Not once did the president mention that U.S. District Judge Richard Leon, a Republican judicial appointee, had held in a blistering legal opinion written only last month that the program violated the Fourth Amendment, and that the Justice Department had failed to cite “a single instance in which analysis of the NSA’s bulk metadata collection actually stopped an imminent attack, or otherwise aided the Government in achieving any objective that was time-sensitive in nature.” Similar findings about the program’s track record in thwarting terrorism were reached by Obama’s own blue ribbon commission on surveillance reform.

Fostering the appearance of change, the president proposed to remove the storage of collected metadata from the NSA’s computer system. Where the data would be held in the future — whether in the private sector, which thus far has balked at taking on the responsibility, in another government agency, or a private-public consortium on the model of Fannie Mae — Obama left up to Attorney General Eric Holder, who is to report back to the president on the available options by March 28. That, Obama said, is the date the metadata program comes up for “reauthorization.”

Both the alternatives that Holder likely will explore and the March 28 deadline are more illusory than real. As Jeffrey Rosen, who heads the National Constitution Center in Philadelphia, noted in a New York Times op-ed Sunday, transferring the storage of metadata to the private sector would be of little value because “Internet service providers and telecoms are constrained neither by the Constitution nor, in meaningful ways, by federal privacy statutes. And they are free to engage in just the kind of intrusive surveillance that Judge Leon insisted was an unreasonable search and seizure when conducted by the N.S.A.”

And as for the tough-sounding time limit Holder will face, March 28 is not, as some media outlets have reported, the date when Congress is slated to reauthorize the Patriot Act. In 2011, Congress and the president renewed the Patriot Act for another four years. The March 28 deadline is when the Foreign Intelligence Surveillance Court is scheduled to reauthorize the collection of metadata — something it routinely does every 90 days. Should Holder miss the deadline, the FISA Court no doubt will permit the metadata program to continue, as it has 36 times in the past.

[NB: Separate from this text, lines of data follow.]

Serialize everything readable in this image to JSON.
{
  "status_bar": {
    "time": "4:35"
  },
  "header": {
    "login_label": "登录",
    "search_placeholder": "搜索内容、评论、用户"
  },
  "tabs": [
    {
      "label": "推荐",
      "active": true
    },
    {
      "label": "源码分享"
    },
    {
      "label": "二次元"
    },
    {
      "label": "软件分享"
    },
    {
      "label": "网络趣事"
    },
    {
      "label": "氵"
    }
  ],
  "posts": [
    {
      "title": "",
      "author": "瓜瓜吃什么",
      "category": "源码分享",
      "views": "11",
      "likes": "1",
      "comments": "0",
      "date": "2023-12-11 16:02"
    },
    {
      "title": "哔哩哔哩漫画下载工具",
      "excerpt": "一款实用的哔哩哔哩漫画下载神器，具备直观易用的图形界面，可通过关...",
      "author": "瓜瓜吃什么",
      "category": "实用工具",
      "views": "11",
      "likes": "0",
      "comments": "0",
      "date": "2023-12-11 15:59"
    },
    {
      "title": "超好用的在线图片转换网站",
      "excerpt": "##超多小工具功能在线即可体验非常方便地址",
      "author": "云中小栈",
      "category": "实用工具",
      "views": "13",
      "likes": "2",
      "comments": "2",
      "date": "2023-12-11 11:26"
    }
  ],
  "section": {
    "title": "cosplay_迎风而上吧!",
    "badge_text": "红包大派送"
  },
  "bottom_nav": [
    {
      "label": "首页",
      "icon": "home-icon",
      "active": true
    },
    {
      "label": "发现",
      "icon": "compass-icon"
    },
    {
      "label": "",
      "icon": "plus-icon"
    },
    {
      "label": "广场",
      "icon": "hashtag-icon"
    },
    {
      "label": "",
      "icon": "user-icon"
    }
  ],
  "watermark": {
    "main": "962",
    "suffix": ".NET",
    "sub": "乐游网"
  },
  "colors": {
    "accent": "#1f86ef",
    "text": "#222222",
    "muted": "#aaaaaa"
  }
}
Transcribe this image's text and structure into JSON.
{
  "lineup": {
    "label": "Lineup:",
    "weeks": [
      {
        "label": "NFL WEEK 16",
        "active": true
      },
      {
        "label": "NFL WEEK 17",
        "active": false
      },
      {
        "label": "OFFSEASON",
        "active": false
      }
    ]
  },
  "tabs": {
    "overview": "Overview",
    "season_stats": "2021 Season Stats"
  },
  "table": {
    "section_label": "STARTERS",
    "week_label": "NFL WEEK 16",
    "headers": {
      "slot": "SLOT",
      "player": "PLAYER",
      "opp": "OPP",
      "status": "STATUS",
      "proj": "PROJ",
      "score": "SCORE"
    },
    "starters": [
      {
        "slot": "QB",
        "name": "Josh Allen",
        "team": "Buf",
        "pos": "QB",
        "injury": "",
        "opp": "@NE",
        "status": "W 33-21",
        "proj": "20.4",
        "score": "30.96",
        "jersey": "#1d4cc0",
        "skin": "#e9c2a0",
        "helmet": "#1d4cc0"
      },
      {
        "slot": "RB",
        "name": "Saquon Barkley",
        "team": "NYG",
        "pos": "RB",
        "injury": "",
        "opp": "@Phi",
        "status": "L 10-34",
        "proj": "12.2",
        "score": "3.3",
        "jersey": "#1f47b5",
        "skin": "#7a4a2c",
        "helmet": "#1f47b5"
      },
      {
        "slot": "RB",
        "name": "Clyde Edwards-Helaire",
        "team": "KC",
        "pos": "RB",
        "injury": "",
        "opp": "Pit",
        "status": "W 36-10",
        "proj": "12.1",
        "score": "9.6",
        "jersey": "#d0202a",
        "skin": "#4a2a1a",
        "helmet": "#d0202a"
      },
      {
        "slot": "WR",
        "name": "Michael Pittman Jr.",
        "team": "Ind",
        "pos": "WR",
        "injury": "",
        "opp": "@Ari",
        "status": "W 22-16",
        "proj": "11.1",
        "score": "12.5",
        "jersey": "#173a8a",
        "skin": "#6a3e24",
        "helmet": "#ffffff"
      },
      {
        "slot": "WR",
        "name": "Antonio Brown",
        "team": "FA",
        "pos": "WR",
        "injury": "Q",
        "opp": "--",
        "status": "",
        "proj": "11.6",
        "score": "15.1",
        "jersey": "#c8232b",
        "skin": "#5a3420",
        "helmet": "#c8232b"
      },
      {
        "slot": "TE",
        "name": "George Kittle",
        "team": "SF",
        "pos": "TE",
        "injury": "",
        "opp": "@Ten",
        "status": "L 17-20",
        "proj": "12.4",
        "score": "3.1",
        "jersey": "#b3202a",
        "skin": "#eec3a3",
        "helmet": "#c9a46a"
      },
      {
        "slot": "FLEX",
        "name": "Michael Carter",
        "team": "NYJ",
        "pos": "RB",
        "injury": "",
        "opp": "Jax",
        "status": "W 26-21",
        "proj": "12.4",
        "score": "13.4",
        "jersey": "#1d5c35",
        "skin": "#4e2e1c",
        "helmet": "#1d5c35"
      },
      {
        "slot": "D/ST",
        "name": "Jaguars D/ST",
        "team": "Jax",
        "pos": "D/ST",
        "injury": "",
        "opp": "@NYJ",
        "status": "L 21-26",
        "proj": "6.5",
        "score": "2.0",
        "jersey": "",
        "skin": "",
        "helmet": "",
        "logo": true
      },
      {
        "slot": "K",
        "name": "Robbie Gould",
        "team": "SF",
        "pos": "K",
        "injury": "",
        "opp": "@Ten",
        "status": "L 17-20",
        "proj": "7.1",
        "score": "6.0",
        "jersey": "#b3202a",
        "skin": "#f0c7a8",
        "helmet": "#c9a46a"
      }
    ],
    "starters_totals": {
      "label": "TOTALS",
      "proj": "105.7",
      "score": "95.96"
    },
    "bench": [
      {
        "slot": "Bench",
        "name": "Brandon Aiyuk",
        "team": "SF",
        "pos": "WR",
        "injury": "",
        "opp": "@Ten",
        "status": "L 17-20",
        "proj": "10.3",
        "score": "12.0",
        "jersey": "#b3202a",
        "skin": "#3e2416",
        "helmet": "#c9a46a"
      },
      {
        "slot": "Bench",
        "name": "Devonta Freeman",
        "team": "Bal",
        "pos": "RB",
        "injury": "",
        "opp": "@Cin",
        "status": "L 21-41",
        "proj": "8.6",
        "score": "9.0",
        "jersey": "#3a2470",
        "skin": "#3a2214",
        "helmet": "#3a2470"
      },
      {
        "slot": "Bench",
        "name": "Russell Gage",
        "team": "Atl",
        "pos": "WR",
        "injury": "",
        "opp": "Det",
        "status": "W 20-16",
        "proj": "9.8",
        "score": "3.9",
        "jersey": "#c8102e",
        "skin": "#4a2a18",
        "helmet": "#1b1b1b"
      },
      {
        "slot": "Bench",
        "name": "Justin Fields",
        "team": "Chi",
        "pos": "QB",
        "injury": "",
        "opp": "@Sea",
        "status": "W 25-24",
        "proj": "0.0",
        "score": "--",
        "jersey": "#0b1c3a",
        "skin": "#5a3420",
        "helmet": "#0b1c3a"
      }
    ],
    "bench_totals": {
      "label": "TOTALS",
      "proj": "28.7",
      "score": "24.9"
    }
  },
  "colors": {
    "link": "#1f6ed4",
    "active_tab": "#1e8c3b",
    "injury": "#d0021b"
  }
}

Nor is there any real bite in Obama’s proposal to create a panel of advocates to represent privacy interests in what the president termed “significant” cases that come before the FISA Court. The judges of the FISA Court uniformly oppose the idea, and the president has yet to show any resolve to incur their disfavor. Unless the panel is funded to operate in a truly independent fashion, it will fall far short of providing an alternative, adversarial voice. Much the same can be said of Obama’s proposal to require the NSA, except in undefined emergencies, to seek FISA Court approval and to satisfy a “reasonable suspicion” legal test whenever the agency decides to “query,” or investigate, individual phone records that have been gathered under the metadata program. Presently, the NSA decides on its own when to conduct metadata queries, guided by the very same “reasonable suspicion” standard. The standard is also the legal basis of the “stop and frisk” operations conducted by New York City police officers. As critics of that program well know, the standard falls below the Fourth Amendment requirement of probable cause, and is both highly subjective and easily abused.

Whatever legal test is utilized by the FISA Court, there is no reason to believe that it will act as anything other than a rubber stamp for the NSA as it has so often in the past. In fiscal year 2012, in the area of electronic surveillance, the court approved 1,789 NSA applications and denied none.

If the president is really serious about safeguarding our constitutional rights, he needs to stop the fear mongering and tell us in as much detail as possible why we truly need a program that turns all of us into potential terror suspects. Either that or he needs to assure us that our collective safety will not, after all, be endangered by ending the metadata program once and for good. The chances of that happening, however, are slim to none.